Whitty-Collin’s book is directed at both men and women. She feels passionately that it is no good women speaking to themselves, particularly given men still hold over 90% of leadership positions globally. “It’s really important to me that men read my book, engage with it and commit to change what they are doing,” she says. “They are making or influencing all the decisions so if they are not in on gender equality it is never going to happen.”

She says many books on gender equality are quite angry and she feels men are likely not to get past the first few pages because they think it is just man-bashing. She adds that she had to make a conscious effort to ensure she wrote the book as much for men as for women. While women know a lot of what she has written about – it was nothing new, but they appreciated that Whitty-Collins understood what they are going through – she says the feedback from her male readers is different – they often had no idea about what women are facing and that they might be contributing to that, she says. The book is very much written to help them know how they can do things differently and support women – to be what she calls ‘feMANists’.

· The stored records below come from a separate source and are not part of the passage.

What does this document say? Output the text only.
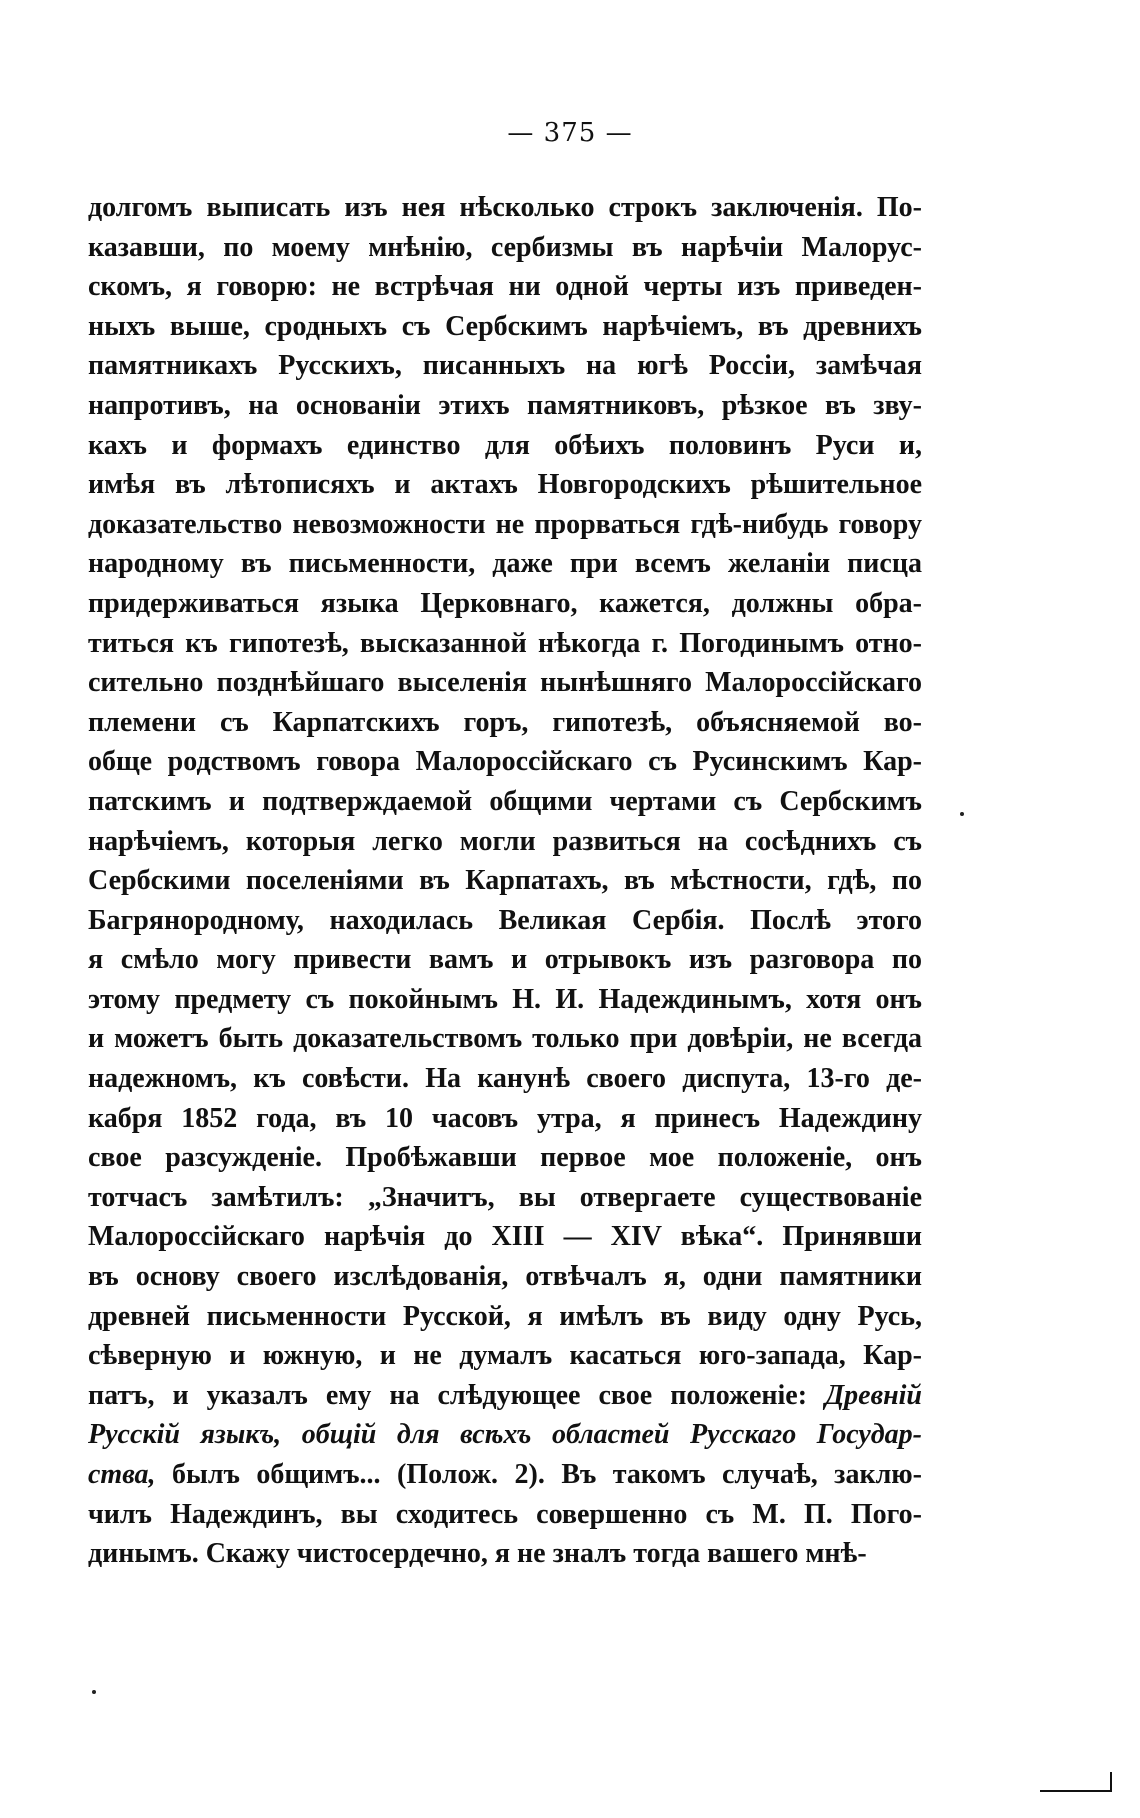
— 375 —
долгомъ выписать изъ нея нѣсколько строкъ заключенія. По-
казавши, по моему мнѣнію, сербизмы въ нарѣчіи Малорус-
скомъ, я говорю: не встрѣчая ни одной черты изъ приведен-
ныхъ выше, сродныхъ съ Сербскимъ нарѣчіемъ, въ древнихъ
памятникахъ Русскихъ, писанныхъ на югѣ Россіи, замѣчая
напротивъ, на основаніи этихъ памятниковъ, рѣзкое въ зву-
кахъ и формахъ единство для обѣихъ половинъ Руси и,
имѣя въ лѣтописяхъ и актахъ Новгородскихъ рѣшительное
доказательство невозможности не прорваться гдѣ-нибудь говору
народному въ письменности, даже при всемъ желаніи писца
придерживаться языка Церковнаго, кажется, должны обра-
титься къ гипотезѣ, высказанной нѣкогда г. Погодинымъ отно-
сительно позднѣйшаго выселенія нынѣшняго Малороссійскаго
племени съ Карпатскихъ горъ, гипотезѣ, объясняемой во-
обще родствомъ говора Малороссійскаго съ Русинскимъ Кар-
патскимъ и подтверждаемой общими чертами съ Сербскимъ
нарѣчіемъ, которыя легко могли развиться на сосѣднихъ съ
Сербскими поселеніями въ Карпатахъ, въ мѣстности, гдѣ, по
Багрянородному, находилась Великая Сербія. Послѣ этого
я смѣло могу привести вамъ и отрывокъ изъ разговора по
этому предмету съ покойнымъ Н. И. Надеждинымъ, хотя онъ
и можетъ быть доказательствомъ только при довѣріи, не всегда
надежномъ, къ совѣсти. На канунѣ своего диспута, 13-го де-
кабря 1852 года, въ 10 часовъ утра, я принесъ Надеждину
свое разсужденіе. Пробѣжавши первое мое положеніе, онъ
тотчасъ замѣтилъ: „Значитъ, вы отвергаете существованіе
Малороссійскаго нарѣчія до XIII — XIV вѣка“. Принявши
въ основу своего изслѣдованія, отвѣчалъ я, одни памятники
древней письменности Русской, я имѣлъ въ виду одну Русь,
сѣверную и южную, и не думалъ касаться юго-запада, Кар-
патъ, и указалъ ему на слѣдующее свое положеніе: Древній
Русскій языкъ, общій для всѣхъ областей Русскаго Государ-
ства, былъ общимъ... (Полож. 2). Въ такомъ случаѣ, заклю-
чилъ Надеждинъ, вы сходитесь совершенно съ М. П. Пого-
динымъ. Скажу чистосердечно, я не зналъ тогда вашего мнѣ-
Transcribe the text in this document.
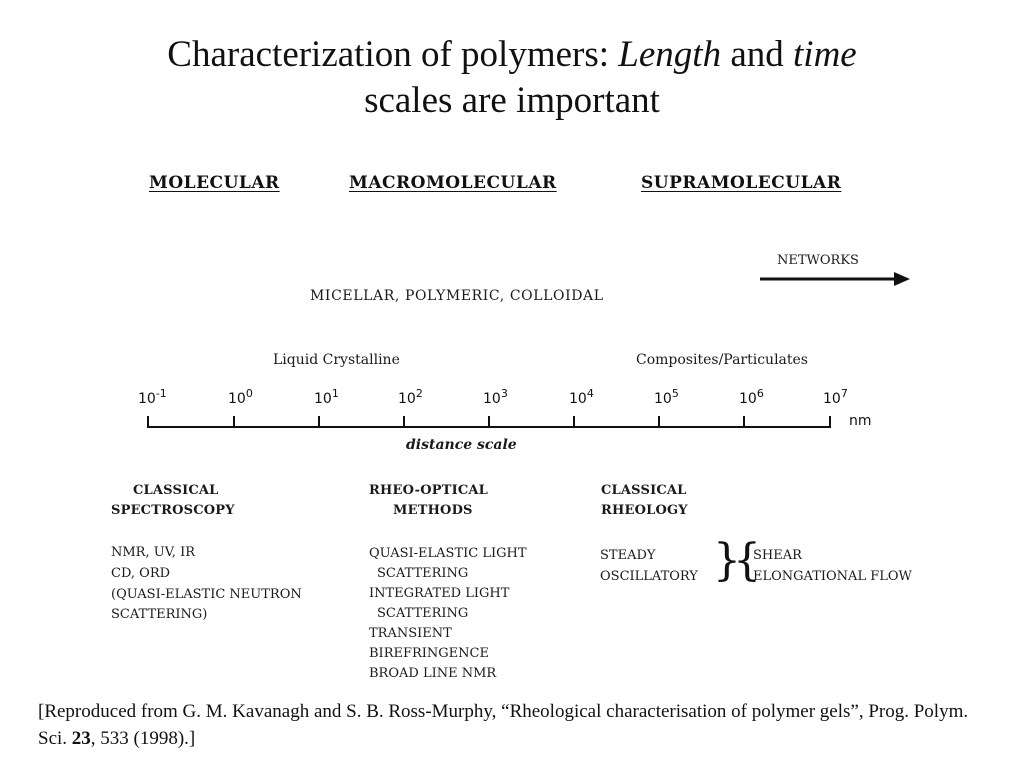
Characterization of polymers: Length and time
scales are important
MOLECULAR	MACROMOLECULAR	SUPRAMOLECULAR
NETWORKS
MICELLAR, POLYMERIC, COLLOIDAL
Liquid Crystalline	Composites/Particulates
$10^{-1}$	$10^0$	$10^1$	$10^2$	$10^3$	$10^4$	$10^5$	$10^6$	$10^7$
nm
distance scale
CLASSICAL
SPECTROSCOPY
NMR, UV, IR
CD, ORD
(QUASI-ELASTIC NEUTRON
SCATTERING)
RHEO-OPTICAL
METHODS
QUASI-ELASTIC LIGHT
SCATTERING
INTEGRATED LIGHT
SCATTERING
TRANSIENT
BIREFRINGENCE
BROAD LINE NMR
CLASSICAL
RHEOLOGY
STEADY
OSCILLATORY }
{
SHEAR
ELONGATIONAL FLOW
[Reproduced from G. M. Kavanagh and S. B. Ross-Murphy, “Rheological characterisation of polymer gels”, Prog. Polym. Sci. 23, 533 (1998).]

This is not about women versus men. Any team that is not diverse is missing out, including a female-dominated one.

Whitty-Collins has some sympathy with men who try to share the domestic load equally. She says they are often thwarted by the assumptions and expectations of their male peers and employers, even those with gender neutral policies on paper. She advocates male leaders role modelling flexible working and taking parental leave until it becomes ‘cool’ to do so. And she hopes it will become easier for men to build supportive networks, as women have, so they can talk about family issues and not feel as isolated as many who don’t follow gender stereotypes often feel now.

Covid and beyond

Whitty-Collins’ book was first published in 2020 and she feels things have got worse for women as a result of Covid, not just in terms of them having had to take on more of the home load during the pandemic, but also because of the problems associated with the flexible working backlash we are currently seeing from many employers. “Hybrid working should be brilliant for everyone,” she says, “if everyone did it, but it is much more likely that women will do it and men will be in the office, something that is reinforced by employer expectations.  The problem is that many women think that if they do their work well that will be enough and that is not the reality of what happens. Those who work remotely are less visible and will be less likely to get promoted. It would be great if bosses were more savvy about this, but it is likely that they will favour those closer to them.”

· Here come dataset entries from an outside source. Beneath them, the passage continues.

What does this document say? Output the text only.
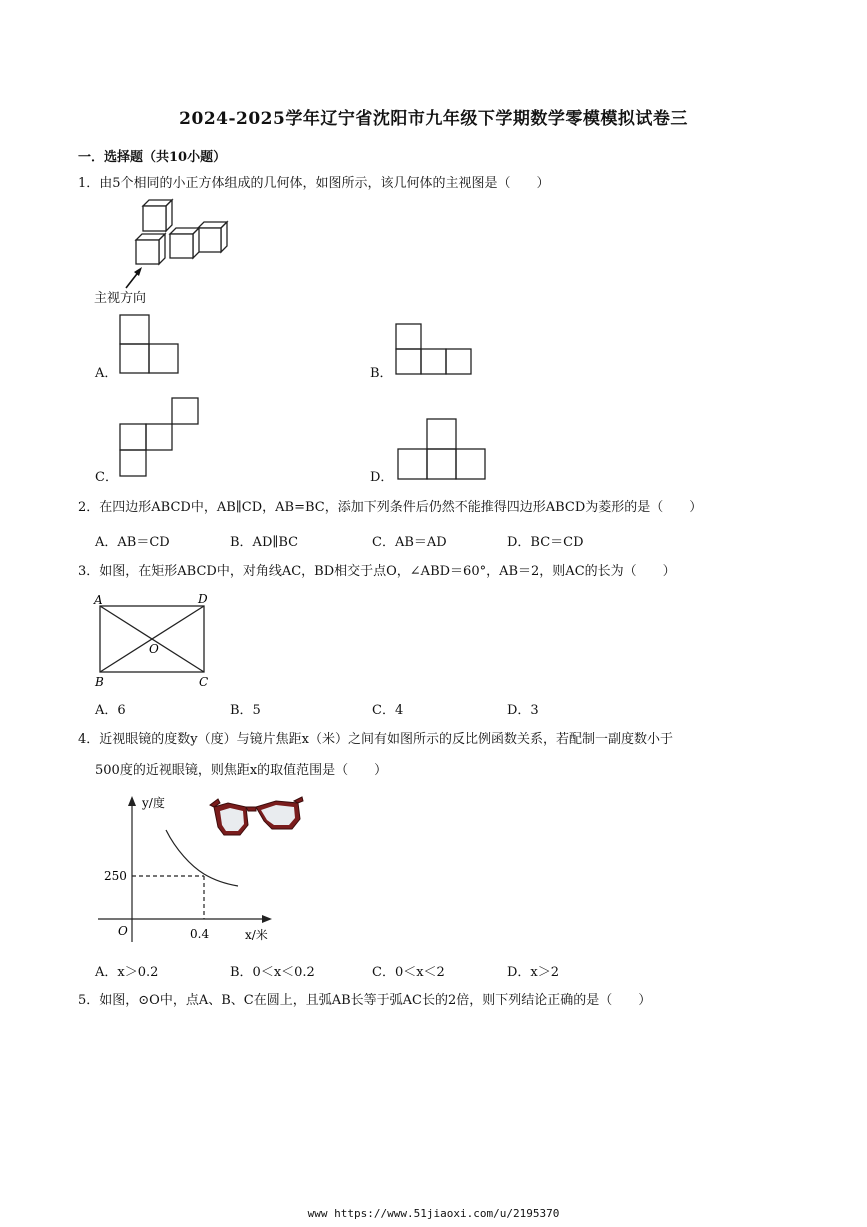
2024-2025学年辽宁省沈阳市九年级下学期数学零模模拟试卷三
一．选择题（共10小题）
1．由5个相同的小正方体组成的几何体，如图所示，该几何体的主视图是（　　）
主视方向
A．	B．
C．	D．
2．在四边形ABCD中，AB∥CD，AB=BC，添加下列条件后仍然不能推得四边形ABCD为菱形的是（　　）
A．AB＝CD	B．AD∥BC	C．AB＝AD	D．BC＝CD
3．如图，在矩形ABCD中，对角线AC，BD相交于点O，∠ABD＝60°，AB＝2，则AC的长为（　　）
A	D
O
B	C
A．6	B．5	C．4	D．3
4．近视眼镜的度数y（度）与镜片焦距x（米）之间有如图所示的反比例函数关系，若配制一副度数小于
500度的近视眼镜，则焦距x的取值范围是（　　）
y/度
x/米
O
250
0.4
A．x＞0.2	B．0＜x＜0.2	C．0＜x＜2	D．x＞2
5．如图，⊙O中，点A、B、C在圆上，且弧AB长等于弧AC长的2倍，则下列结论正确的是（　　）
www https://www.51jiaoxi.com/u/2195370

So how do women get around this if working in a hybrid way or remotely is what makes working with a family possible?  Whitty-Collins says we used to say women need to learn to ‘lean in’ more. Then we said men needed to fix it. She believes everyone has a role to play to make it easier for women to succeed at work. That means women being politically savvy and seeking greater visibility at work, for instance, and men being more aware of the barriers to equality at work and that they need to take action to help more women get to the top and increase the number of role models for other women to follow.

The book ends with a series of to-do lists for everyone from parents and teachers to managers.  For women, for instance, Whitty-Collins’ tips include reframing imposter syndrome as a positive while for men it is more about positive role modelling, openly supporting and sponsoring women, doing 50% of the work at home and not going along with the idea that we’re making good progress on gender equality. More hard work is needed. She writes: “This is not about women versus men. Any team that is not diverse is missing out, including a female-dominated one. This is about the importance of diversity of thought, skills and approach in the building of superior teams, businesses and societies.”